“They’re just so hard to shop for!” How many times have we found ourselves saying these words when it’s time to buy a gift for someone in our lives?
But the truth is, gift giving, as is many things in our lives, can be approached from a mindful perspective. In the same way that we apply mindfulness to our yoga practice, or when we prepare our meals, the act of gift giving can be centered in awareness and care as well.
Here are five tips to cultivate the practice of mindful gift giving.
We’ve all heard it before: put the mask on yourself before you put the mask on others. When was the last time you treated yourself to a nice meal? Or a relaxing massage? Or a day off? Before we are able to cultivate the act of giving to others, make sure that you are giving enough to yourself. Trust me when I say that your loved ones would rather see you healthy and happy than to receive the latest iteration of that gadget they probably don’t even need. Taking some time to be the best version of yourself is the best gift you can give your loved ones.

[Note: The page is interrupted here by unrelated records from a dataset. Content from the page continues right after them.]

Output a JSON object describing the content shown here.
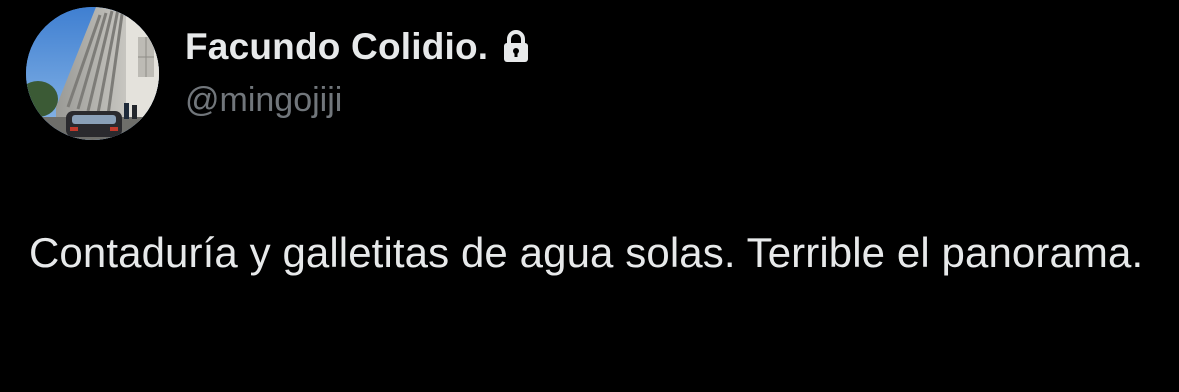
{
  "author": {
    "display_name": "Facundo Colidio.",
    "handle": "@mingojiji",
    "protected": true,
    "protected_icon": "lock-icon",
    "avatar": "building-photo-avatar"
  },
  "tweet": {
    "text": "Contaduría y galletitas de agua solas. Terrible el panorama."
  },
  "colors": {
    "background": "#000000",
    "primary_text": "#e7e9ea",
    "secondary_text": "#71767b"
  }
}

Gift giving doesn’t have to be limited to what’s on a Hallmark card. Gifts are a physical manifestation of how we feel about a person or a message that we want to convey. It doesn’t have to be anything big- from their favorite candies or sending over some pizza when they’re not having a great day, simple acts can make them feel like you’re thinking about them, even if you’re far away.

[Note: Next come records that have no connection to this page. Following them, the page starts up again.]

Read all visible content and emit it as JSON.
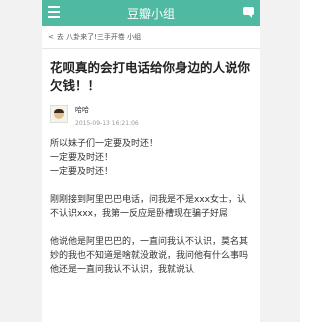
{
  "header": {
    "title": "豆瓣小组"
  },
  "breadcrumb": {
    "back": "<",
    "text": "去 八卦来了!三手开卷 小组"
  },
  "post": {
    "title": "花呗真的会打电话给你身边的人说你欠钱！！",
    "author": "哈哈",
    "time": "2015-09-13 16:21:06",
    "paragraphs": [
      "所以妹子们一定要及时还！",
      "一定要及时还！",
      "一定要及时还！",
      "",
      "刚刚接到阿里巴巴电话，问我是不是xxx女士，认不认识xxx，我第一反应是卧槽现在骗子好屌",
      "",
      "他说他是阿里巴巴的，一直问我认不认识，莫名其妙的我也不知道是啥就没敢说，我问他有什么事吗他还是一直问我认不认识，我就说认"
    ]
  },
  "colors": {
    "accent": "#4fb9a1"
  }
}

If you know about the five love languages, you would know that you can show someone that you care in a variety of ways. There can be acts of service, words of affirmation, physical touch or quality time! These things could mean as much to a person or more as any material object. To make things even more fun, try making your own coupons with the act of service you’re gifting.
Giving gifts is a chance to show that person that you have been attentive and have been listening to their needs. Watch out for little hints they may be dropping in conversations about what they need in their lives. Figure out ways in which a gift can make their lives better. Has your partner been telling you about a workout they’ve been wanting to try? Or a software they’ve been needing to upgrade for work? Being more present and actively listening when we’re around people is not only a gift in itself, it can also help find gifts they will actually love and use.
One advantage of giving material objects as gifts is that they have the potential to last a lifetime. Oftentimes, we tend to go with what is on-trend, or a passing fancy that might not be important by next year. Sometimes, the best gifts are the ones that have the potential to outlast us, to bare witness to the lives we live.